World Liberty Financial (WLFI) has intensified its buyback program after falling nearly 50% from launch, with the community approving the allocation of 100% of treasury liquidity fees to buybacks and burns in an effort to reduce supply and stabilize price. Since debut, the token has faced high volatility, security incidents and large exchange withdrawals—conditions that define a turbulent start.
WLFI doubles down on buybacks as price volatility and security issues persist
WLFI opened on 1 September 2025 with a rapid spike to $0.30 before dropping to $0.21 intraday and later nearing $0.15. Price action has oscillated between $0.26 and $0.15, while presale participants bought at $0.015—highlighting the magnitude of repricing for early buyers.
A 99.8% governance vote approved directing 100% of liquidity-fee revenue toward buybacks and permanent burns, aiming to counter sell pressure. At the end of November 2025, the team executed a ~$10M buyback, acquiring ~59M WLFI in six hours and briefly lifting price 5–8% toward $0.17.
WLFI(@worldlibertyfi) is buying back $WLFI on-chain.
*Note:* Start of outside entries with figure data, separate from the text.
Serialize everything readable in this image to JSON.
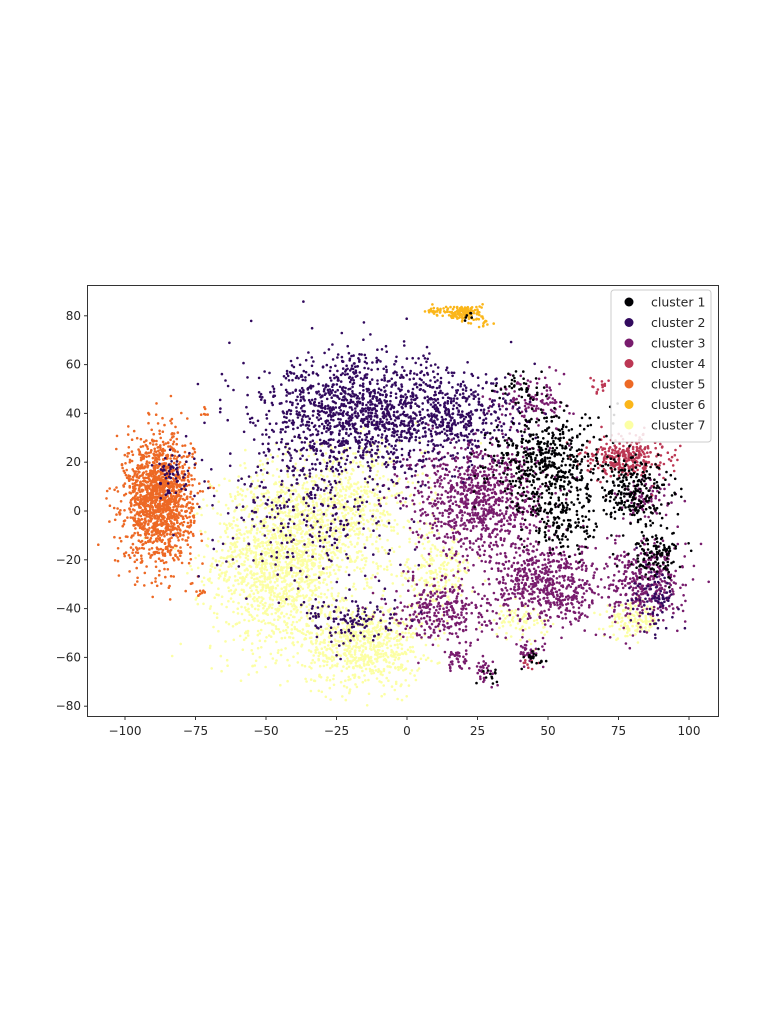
{
  "chart_data": {
    "type": "scatter",
    "title": "",
    "xlabel": "",
    "ylabel": "",
    "xlim": [
      -113,
      110
    ],
    "ylim": [
      -85,
      92
    ],
    "grid": false,
    "legend_position": "upper right",
    "xticks": [
      -100,
      -75,
      -50,
      -25,
      0,
      25,
      50,
      75,
      100
    ],
    "xtick_labels": [
      "−100",
      "−75",
      "−50",
      "−25",
      "0",
      "25",
      "50",
      "75",
      "100"
    ],
    "yticks": [
      80,
      60,
      40,
      20,
      0,
      -20,
      -40,
      -60,
      -80
    ],
    "ytick_labels": [
      "80",
      "60",
      "40",
      "20",
      "0",
      "−20",
      "−40",
      "−60",
      "−80"
    ],
    "series": [
      {
        "name": "cluster 1",
        "color": "#000004",
        "regions": [
          {
            "cx": 50,
            "cy": 20,
            "sx": 12,
            "sy": 12,
            "n": 500
          },
          {
            "cx": 80,
            "cy": 8,
            "sx": 8,
            "sy": 8,
            "n": 250
          },
          {
            "cx": 88,
            "cy": -18,
            "sx": 5,
            "sy": 5,
            "n": 120
          },
          {
            "cx": 55,
            "cy": -5,
            "sx": 8,
            "sy": 8,
            "n": 150
          },
          {
            "cx": 40,
            "cy": 50,
            "sx": 5,
            "sy": 4,
            "n": 40
          },
          {
            "cx": 45,
            "cy": -60,
            "sx": 2,
            "sy": 2,
            "n": 20
          },
          {
            "cx": 29,
            "cy": -67,
            "sx": 2,
            "sy": 2,
            "n": 12
          },
          {
            "cx": 22,
            "cy": 80,
            "sx": 2,
            "sy": 1,
            "n": 6
          }
        ]
      },
      {
        "name": "cluster 2",
        "color": "#320a5e",
        "regions": [
          {
            "cx": -15,
            "cy": 40,
            "sx": 22,
            "sy": 14,
            "n": 1400
          },
          {
            "cx": 20,
            "cy": 38,
            "sx": 12,
            "sy": 10,
            "n": 300
          },
          {
            "cx": -35,
            "cy": 0,
            "sx": 18,
            "sy": 18,
            "n": 300
          },
          {
            "cx": -20,
            "cy": -45,
            "sx": 10,
            "sy": 6,
            "n": 120
          },
          {
            "cx": -82,
            "cy": 15,
            "sx": 4,
            "sy": 5,
            "n": 60
          },
          {
            "cx": 88,
            "cy": -35,
            "sx": 5,
            "sy": 8,
            "n": 80
          }
        ]
      },
      {
        "name": "cluster 3",
        "color": "#781c6d",
        "regions": [
          {
            "cx": 25,
            "cy": 5,
            "sx": 14,
            "sy": 14,
            "n": 900
          },
          {
            "cx": 50,
            "cy": -30,
            "sx": 12,
            "sy": 10,
            "n": 600
          },
          {
            "cx": 85,
            "cy": -30,
            "sx": 8,
            "sy": 10,
            "n": 350
          },
          {
            "cx": 12,
            "cy": -40,
            "sx": 10,
            "sy": 8,
            "n": 300
          },
          {
            "cx": 45,
            "cy": 45,
            "sx": 8,
            "sy": 6,
            "n": 120
          },
          {
            "cx": 18,
            "cy": -60,
            "sx": 3,
            "sy": 3,
            "n": 40
          },
          {
            "cx": 43,
            "cy": -58,
            "sx": 3,
            "sy": 3,
            "n": 40
          },
          {
            "cx": 28,
            "cy": -65,
            "sx": 2,
            "sy": 3,
            "n": 30
          },
          {
            "cx": 85,
            "cy": 5,
            "sx": 6,
            "sy": 5,
            "n": 80
          }
        ]
      },
      {
        "name": "cluster 4",
        "color": "#bc3754",
        "regions": [
          {
            "cx": 78,
            "cy": 22,
            "sx": 8,
            "sy": 5,
            "n": 300
          },
          {
            "cx": 68,
            "cy": 52,
            "sx": 2,
            "sy": 2,
            "n": 15
          },
          {
            "cx": 44,
            "cy": -62,
            "sx": 1.5,
            "sy": 1.5,
            "n": 8
          }
        ]
      },
      {
        "name": "cluster 5",
        "color": "#ed6925",
        "regions": [
          {
            "cx": -88,
            "cy": 5,
            "sx": 7,
            "sy": 15,
            "n": 1500
          },
          {
            "cx": -73,
            "cy": -33,
            "sx": 1.5,
            "sy": 1,
            "n": 10
          },
          {
            "cx": -72,
            "cy": 40,
            "sx": 1,
            "sy": 2,
            "n": 6
          }
        ]
      },
      {
        "name": "cluster 6",
        "color": "#fbb61a",
        "regions": [
          {
            "cx": 20,
            "cy": 81,
            "sx": 4,
            "sy": 2,
            "n": 150
          },
          {
            "cx": 10,
            "cy": 82,
            "sx": 1.5,
            "sy": 1,
            "n": 20
          },
          {
            "cx": 27,
            "cy": 77,
            "sx": 2,
            "sy": 1,
            "n": 12
          }
        ]
      },
      {
        "name": "cluster 7",
        "color": "#fcffa4",
        "regions": [
          {
            "cx": -45,
            "cy": -20,
            "sx": 14,
            "sy": 22,
            "n": 1600
          },
          {
            "cx": -15,
            "cy": -55,
            "sx": 12,
            "sy": 10,
            "n": 700
          },
          {
            "cx": -20,
            "cy": 0,
            "sx": 15,
            "sy": 15,
            "n": 600
          },
          {
            "cx": 80,
            "cy": -45,
            "sx": 6,
            "sy": 4,
            "n": 150
          },
          {
            "cx": 10,
            "cy": -25,
            "sx": 8,
            "sy": 8,
            "n": 200
          },
          {
            "cx": 40,
            "cy": -45,
            "sx": 6,
            "sy": 4,
            "n": 80
          }
        ]
      }
    ]
  },
  "legend": {
    "items": [
      {
        "label": "cluster 1",
        "color": "#000004"
      },
      {
        "label": "cluster 2",
        "color": "#320a5e"
      },
      {
        "label": "cluster 3",
        "color": "#781c6d"
      },
      {
        "label": "cluster 4",
        "color": "#bc3754"
      },
      {
        "label": "cluster 5",
        "color": "#ed6925"
      },
      {
        "label": "cluster 6",
        "color": "#fbb61a"
      },
      {
        "label": "cluster 7",
        "color": "#fcffa4"
      }
    ]
  },
  "axes": {
    "xticks": [
      {
        "value": -100,
        "label": "−100"
      },
      {
        "value": -75,
        "label": "−75"
      },
      {
        "value": -50,
        "label": "−50"
      },
      {
        "value": -25,
        "label": "−25"
      },
      {
        "value": 0,
        "label": "0"
      },
      {
        "value": 25,
        "label": "25"
      },
      {
        "value": 50,
        "label": "50"
      },
      {
        "value": 75,
        "label": "75"
      },
      {
        "value": 100,
        "label": "100"
      }
    ],
    "yticks": [
      {
        "value": 80,
        "label": "80"
      },
      {
        "value": 60,
        "label": "60"
      },
      {
        "value": 40,
        "label": "40"
      },
      {
        "value": 20,
        "label": "20"
      },
      {
        "value": 0,
        "label": "0"
      },
      {
        "value": -20,
        "label": "−20"
      },
      {
        "value": -40,
        "label": "−40"
      },
      {
        "value": -60,
        "label": "−60"
      },
      {
        "value": -80,
        "label": "−80"
      }
    ]
  }
}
Over the past 5 hours, they have spent 7.79M $USD1 to buy 46.56M $WLFI at $0.1674 avg.https://t.co/tVqGcW4943 pic.twitter.com/GSMeZc5vSK
— Lookonchain (@lookonchain) November 26, 2025
Earlier operations include the purchase and burn of 7.89M tokens (~$1.43M) following a $1.06M buyback, plus an initial September burn of 47M WLFI. Another intervention spent $5.54M to buy 32.93M tokens at a ~$0.1684 average, adding to cumulative supply-reduction efforts.
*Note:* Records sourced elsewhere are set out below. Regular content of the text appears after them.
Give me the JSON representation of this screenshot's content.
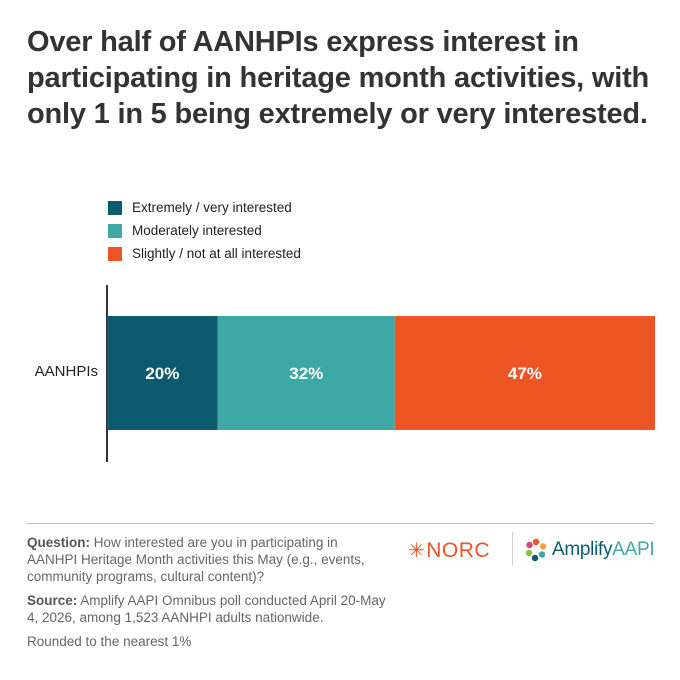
{
  "title": "Over half of AANHPIs express interest in participating in heritage month activities, with only 1 in 5 being extremely or very interested.",
  "legend": [
    {
      "label": "Extremely / very interested",
      "color": "#0b5a6d"
    },
    {
      "label": "Moderately interested",
      "color": "#3ea8a5"
    },
    {
      "label": "Slightly / not at all interested",
      "color": "#ee5524"
    }
  ],
  "chart_data": {
    "type": "bar",
    "orientation": "horizontal-stacked",
    "categories": [
      "AANHPIs"
    ],
    "series": [
      {
        "name": "Extremely / very interested",
        "values": [
          20
        ],
        "label": "20%",
        "color": "#0b5a6d"
      },
      {
        "name": "Moderately interested",
        "values": [
          32
        ],
        "label": "32%",
        "color": "#3ea8a5"
      },
      {
        "name": "Slightly / not at all interested",
        "values": [
          47
        ],
        "label": "47%",
        "color": "#ee5524"
      }
    ],
    "title": "Over half of AANHPIs express interest in participating in heritage month activities, with only 1 in 5 being extremely or very interested.",
    "xlabel": "",
    "ylabel": "",
    "grid": false,
    "legend_position": "top-left"
  },
  "footer": {
    "question_label": "Question:",
    "question_text": "How interested are you in participating in AANHPI Heritage Month activities this May (e.g., events, community programs, cultural content)?",
    "source_label": "Source:",
    "source_text": "Amplify AAPI Omnibus poll conducted April 20-May 4, 2026, among 1,523 AANHPI adults nationwide.",
    "note": "Rounded to the nearest 1%"
  },
  "logos": {
    "norc": "NORC",
    "amplify_a": "Amplify",
    "amplify_b": "AAPI"
  }
}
Buybacks have produced short-lived rallies up to ~13%, and a brief move above $0.20 followed the token’s listing on a broker platform. On-chain data shows nearly 300M WLFI withdrawn from exchanges by large holders, suggesting concentrated accumulation. Meanwhile, security failures—including Lockbox issues, phishing incidents and fake-site fraud alerts—have pressured sentiment and trust.
The buyback model aims to restrict circulating supply, but the strategy remains exposed to volatility, large-wallet concentration, recurring security risks and potential regulatory attention. For traders and treasuries, these interventions create liquidity windows and tactical entries—yet none guarantee durability without organic demand and utility growth.
WLFI has activated capital and governance to soften the decline, but recoveries have been brief; the real test is whether buybacks and burns can evolve into adoption, security resilience and lasting market support.